The good news is that the answer to the catechism question, even with the change in philosophy, is YES. We are consistently amazed that the kids in our program know a lot about their faith, can answer questions and remember what they've been taught... but also, it's amazing how joyful they seem in church, actually happy to be there. We hear from a few people each year that their kids are upset when they have to miss a session. This past month I heard from a mother who said she was sick on Sunday morning but her kids said "But... we ARE going to GOF, right?" and from another parent who said that they attended last month's makeup session instead of attending a school activity that night. I don't know if the people of my parents' generation- the Baltimore Catechism generation- would have skipped a secular activity for a Church one by choice, but I know that I would never have chosen a CCD class over... anything.
In my day, the Church was bouncing far away from the Q&A format of faith formation, believing it to have created un-critical followers who could answer all the questions but did not know Jesus. We were raised on love and crafts, the far side of the pendulum swing, very little doctrine or dogma. We learned that Jesus loved us, and little else.
Which brings us back to that question. Which is better? Knowing your faith by rote, or feeling it by heart? I think that the difference is in the life-long-ness of this model.

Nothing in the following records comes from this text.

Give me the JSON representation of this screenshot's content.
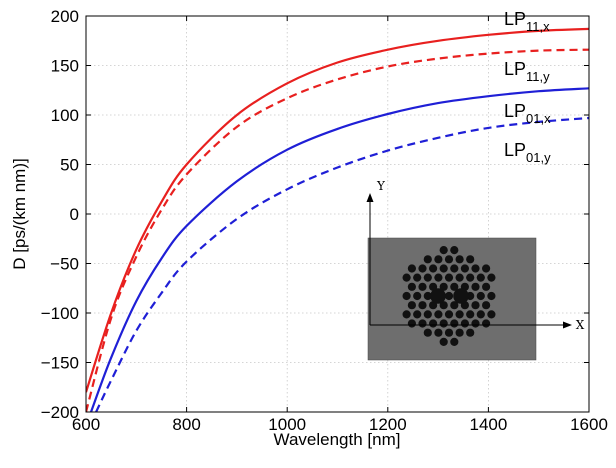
{
  "chart_data": {
    "type": "line",
    "title": "",
    "xlabel": "Wavelength [nm]",
    "ylabel": "D [ps/(km nm)]",
    "xlim": [
      600,
      1600
    ],
    "ylim": [
      -200,
      200
    ],
    "xticks": [
      "600",
      "800",
      "1000",
      "1200",
      "1400",
      "1600"
    ],
    "yticks": [
      "200",
      "150",
      "100",
      "50",
      "0",
      "−50",
      "−100",
      "−150",
      "−200"
    ],
    "grid": true,
    "series": [
      {
        "name": "LP11,x",
        "label_main": "LP",
        "label_sub": "11,x",
        "color": "#e8201f",
        "dash": "solid",
        "x": [
          600,
          650,
          700,
          750,
          800,
          900,
          1000,
          1100,
          1200,
          1300,
          1400,
          1500,
          1600
        ],
        "y": [
          -180,
          -100,
          -36,
          12,
          50,
          100,
          132,
          153,
          166,
          175,
          181,
          185,
          187
        ]
      },
      {
        "name": "LP11,y",
        "label_main": "LP",
        "label_sub": "11,y",
        "color": "#e8201f",
        "dash": "dashed",
        "x": [
          600,
          650,
          700,
          750,
          800,
          900,
          1000,
          1100,
          1200,
          1300,
          1400,
          1500,
          1600
        ],
        "y": [
          -200,
          -105,
          -43,
          4,
          40,
          88,
          117,
          136,
          149,
          157,
          162,
          165,
          166
        ]
      },
      {
        "name": "LP01,x",
        "label_main": "LP",
        "label_sub": "01,x",
        "color": "#1f1fd6",
        "dash": "solid",
        "x": [
          610,
          650,
          700,
          750,
          800,
          900,
          1000,
          1100,
          1200,
          1300,
          1400,
          1500,
          1600
        ],
        "y": [
          -200,
          -145,
          -88,
          -45,
          -12,
          33,
          65,
          86,
          101,
          112,
          119,
          124,
          127
        ]
      },
      {
        "name": "LP01,y",
        "label_main": "LP",
        "label_sub": "01,y",
        "color": "#1f1fd6",
        "dash": "dashed",
        "x": [
          620,
          650,
          700,
          750,
          800,
          900,
          1000,
          1100,
          1200,
          1300,
          1400,
          1500,
          1600
        ],
        "y": [
          -200,
          -168,
          -118,
          -80,
          -48,
          -5,
          25,
          47,
          64,
          77,
          87,
          93,
          97
        ]
      }
    ],
    "inset": {
      "x_axis_label": "X",
      "y_axis_label": "Y",
      "background": "#6e6e6e",
      "hole_color": "#111111"
    }
  }
}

We can take the luxury of spending time on kids' hearts, knowing that there's time for the knowing later, when (let's face it) they're more ready cognitively to handle concepts like consubstantiation. We have a whole lifetime. It's not a matter of dogma OR love. It's a hard-struck balance.
The other night (on my way home from this Parish Council meeting, in fact) I tuned in to Catholic radio on Sirius, and heard Cardinal Dolan talking to Fr. Robert Barron. They were talking about the new Pope, and about how much the world might be learning about the Church from seeing him, from seeing our process for electing him, from seeing our reactions. Fr. Barron said "you don't start out to teach a kid about baseball by outlining the infield fly rule. You expose the kid to the beauty of the game, and eventually, the fly rule comes to make sense."
I believe that the best place to start for faith is heart-first. If we want people to know God (who is Love), we must focus on relationships and the stories of our faith. In life and in faith we learn who we are through the relatives we encounter, the love we receive, the stories we share, and the traditions we carry on from generation to generation.